To compare the performance of the Giraph-based engine, we also tried to execute this example with the normal Henshin interpreter. To our surprise, even for a small part of the IMDB data set, the Henshin interpreter was not able to compute a match. To study the problem in a more controlled setting, we defined a small transformation that generates a synthetic test data set of variable size. We then ran the interpreter again and got the following numbers.
Nodes | Couples | Time (ms) |
1,700 | 200 | 1,625 |
3,400 | 400 | 3,753 |
5,100 | 600 | 7,828 |
6,800 | 800 | 14,386 |
8,500 | 1,000 | 23,301 |
This looks pretty bad. The input graphs are very small (< 10,000 nodes) and it already takes more than 20 seconds. The main problem is that the execution time grows non-linearly (should be O(n2)) with the size of the input graph. What is the reason for this? Well, the Henshin interpreter first fixes a match for the LHS (<<preserve>> and <<delete>> elements), and after that it tries to match the application conditions (<<require>> and <<forbid>> elements). In our example, this means that it first picks to arbitrary persons, and then checks whether they starred together in 3 movies. Thus. it is basically a brute-force approach that the interpreter runs here.
The pattern matching is implemented in Henshin as a constraint-solving problem. To fix the bad performance of the movies example (and similar problems), we added a new type of constraint to the pattern matching algorithm: path constraints. Path constraints are internally used to check whether there exists a path between two EObjects along a given list of EReferences. The neat thing about these paths is that they can also go via <<require>> nodes. In our example, this indeed works because the movies-reference has an opposite reference: persons. If we now fix one of the two persons, the path constraint via the references [movies, persons] allows the match finder to restrict the solution set for the second person to only those persons who played together with the first one in at least one movie. This drastically prunes the search space which gives us a much better performance.

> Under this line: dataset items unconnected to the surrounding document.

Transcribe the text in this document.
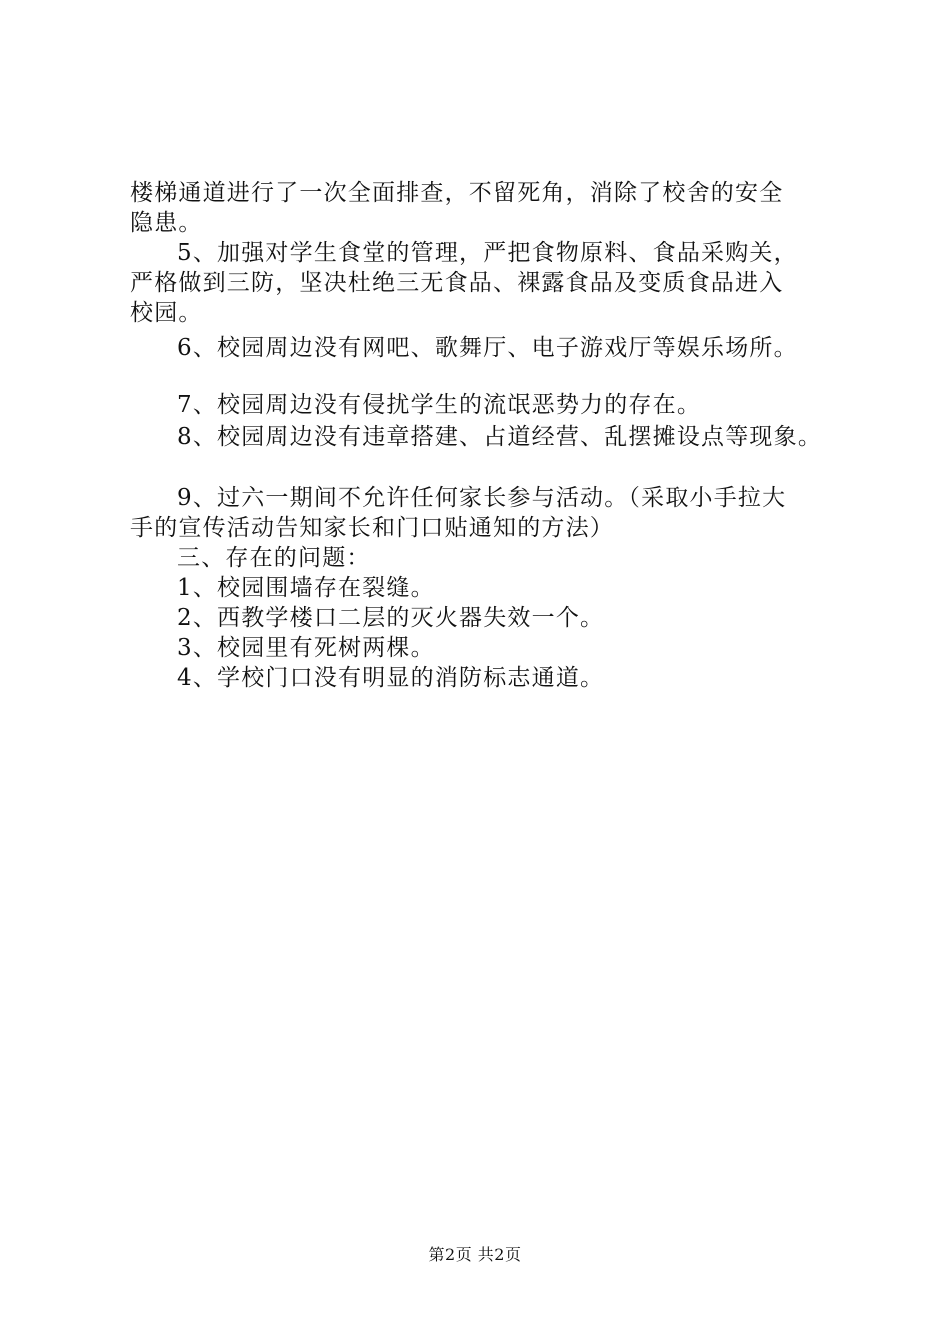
楼梯通道进行了一次全面排查，不留死角，消除了校舍的安全
隐患。
5、加强对学生食堂的管理，严把食物原料、食品采购关，
严格做到三防，坚决杜绝三无食品、裸露食品及变质食品进入
校园。
6、校园周边没有网吧、歌舞厅、电子游戏厅等娱乐场所。
7、校园周边没有侵扰学生的流氓恶势力的存在。
8、校园周边没有违章搭建、占道经营、乱摆摊设点等现象。
9、过六一期间不允许任何家长参与活动。（采取小手拉大
手的宣传活动告知家长和门口贴通知的方法）
三、存在的问题：
1、校园围墙存在裂缝。
2、西教学楼口二层的灭火器失效一个。
3、校园里有死树两棵。
4、学校门口没有明显的消防标志通道。
第2页 共2页
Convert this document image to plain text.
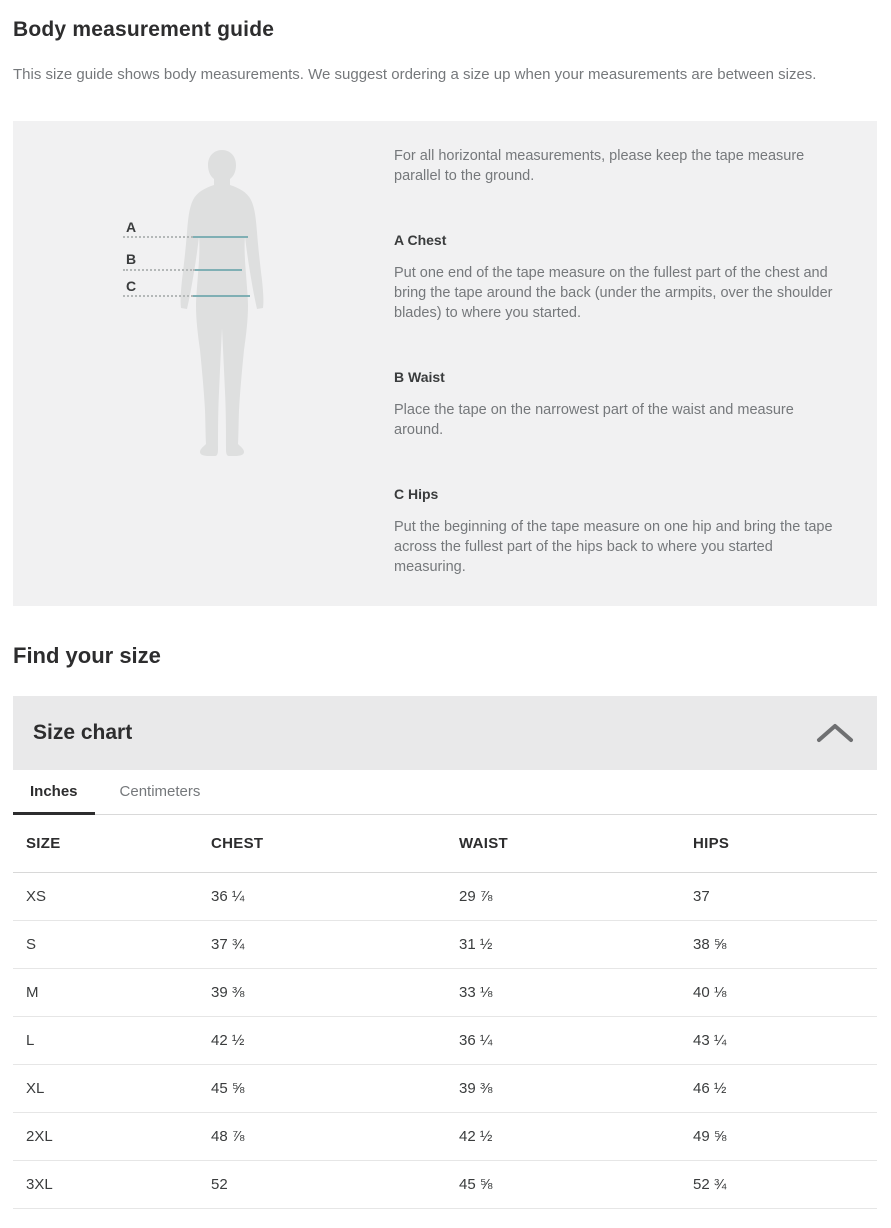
Body measurement guide

This size guide shows body measurements. We suggest ordering a size up when your measurements are between sizes.

A
B
C

For all horizontal measurements, please keep the tape measure parallel to the ground.

A Chest

Put one end of the tape measure on the fullest part of the chest and bring the tape around the back (under the armpits, over the shoulder blades) to where you started.

B Waist

Place the tape on the narrowest part of the waist and measure around.

C Hips

Put the beginning of the tape measure on one hip and bring the tape across the fullest part of the hips back to where you started measuring.

Find your size
Size chart
Inches	Centimeters
SIZE	CHEST	WAIST	HIPS
XS	36 ¼	29 ⅞	37
S	37 ¾	31 ½	38 ⅝
M	39 ⅜	33 ⅛	40 ⅛
L	42 ½	36 ¼	43 ¼
XL	45 ⅝	39 ⅜	46 ½
2XL	48 ⅞	42 ½	49 ⅝
3XL	52	45 ⅝	52 ¾
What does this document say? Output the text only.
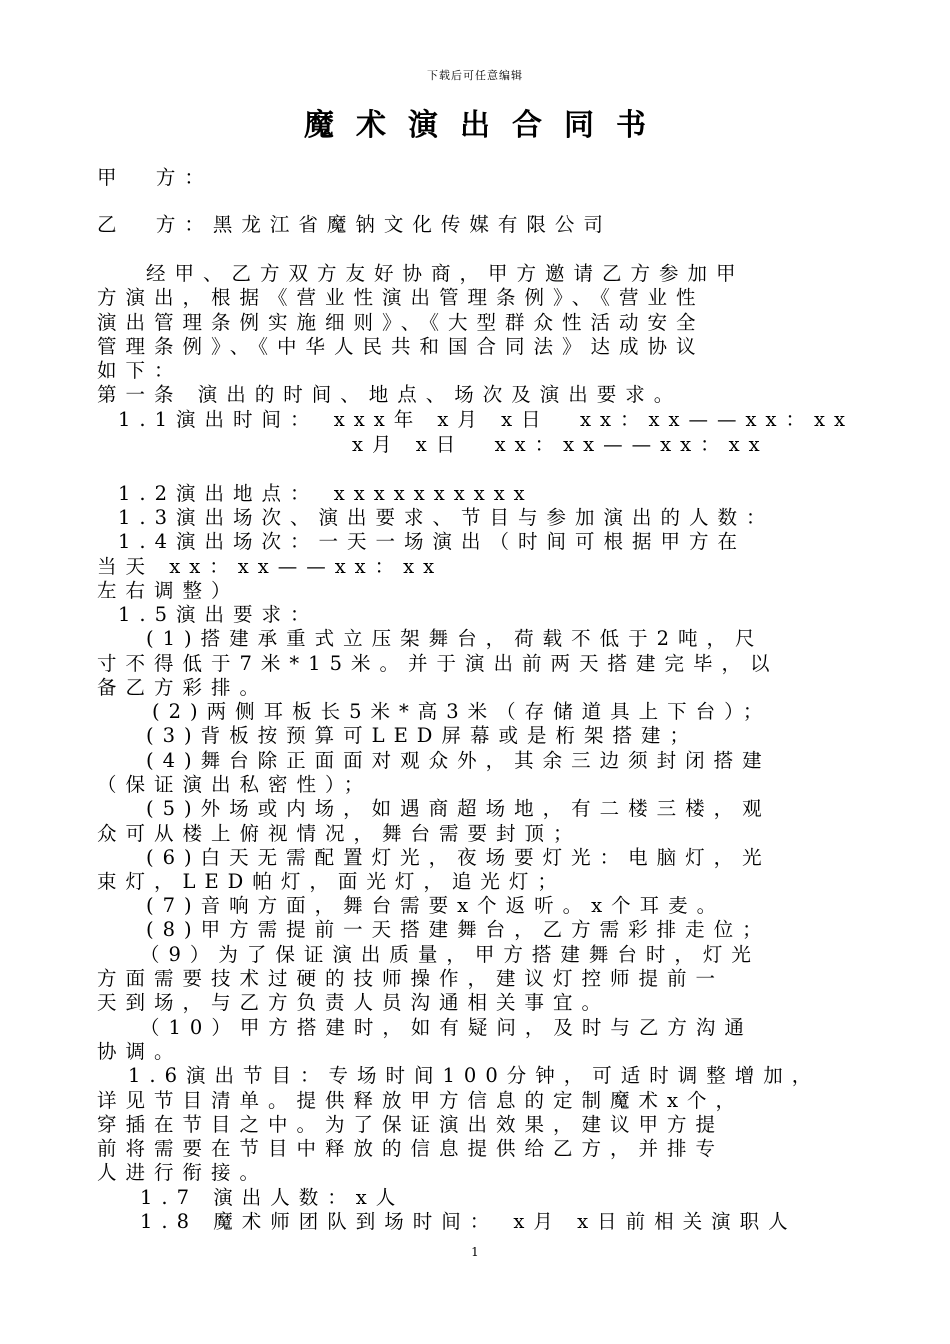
下载后可任意编辑
魔术演出合同书
甲  方：
乙  方：黑龙江省魔钠文化传媒有限公司
经甲、乙方双方友好协商，甲方邀请乙方参加甲
方演出，根据《营业性演出管理条例》、《营业性
演出管理条例实施细则》、《大型群众性活动安全
管理条例》、《中华人民共和国合同法》达成协议
如下：
第一条 演出的时间、地点、场次及演出要求。
1.1演出时间： xxx年 x月 x日  xx：xx——xx：xx
x月 x日  xx：xx——xx：xx
1.2演出地点： xxxxxxxxxx
1.3演出场次、演出要求、节目与参加演出的人数：
1.4演出场次：一天一场演出（时间可根据甲方在
当天 xx：xx——xx：xx
左右调整）
1.5演出要求：
(1)搭建承重式立压架舞台，荷载不低于2吨，尺
寸不得低于7米*15米。并于演出前两天搭建完毕，以
备乙方彩排。
(2)两侧耳板长5米*高3米（存储道具上下台）；
(3)背板按预算可LED屏幕或是桁架搭建；
(4)舞台除正面面对观众外，其余三边须封闭搭建
（保证演出私密性）；
(5)外场或内场，如遇商超场地，有二楼三楼，观
众可从楼上俯视情况，舞台需要封顶；
(6)白天无需配置灯光，夜场要灯光：电脑灯，光
束灯，LED帕灯，面光灯，追光灯；
(7)音响方面，舞台需要x个返听。x个耳麦。
(8)甲方需提前一天搭建舞台，乙方需彩排走位；
（9）为了保证演出质量，甲方搭建舞台时，灯光
方面需要技术过硬的技师操作，建议灯控师提前一
天到场，与乙方负责人员沟通相关事宜。
（10）甲方搭建时，如有疑问，及时与乙方沟通
协调。
1.6演出节目：专场时间100分钟，可适时调整增加，
详见节目清单。提供释放甲方信息的定制魔术x个，
穿插在节目之中。为了保证演出效果，建议甲方提
前将需要在节目中释放的信息提供给乙方，并排专
人进行衔接。
1.7 演出人数：x人
1.8 魔术师团队到场时间： x月 x日前相关演职人
1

Nodes | Couples | Time (ms) |
1,700 | 200 | 133 |
3,400 | 400 | 89 |
5,100 | 600 | 35 |
6,800 | 800 | 36 |
8,500 | 1,000 | 49 |
... | ... | ... |
170,000 | 20,000 | 1,419 |
850,000 | 100,000 | 6,183 |
1,700,000 | 200,000 | 9,836 |
This looks much better: now we can process 1.7 million nodes in less than 10 seconds. This should be also enough to run the example on the original IMDB data set. The example including the benchmark is part of the examples plug-in of the development version of Henshin.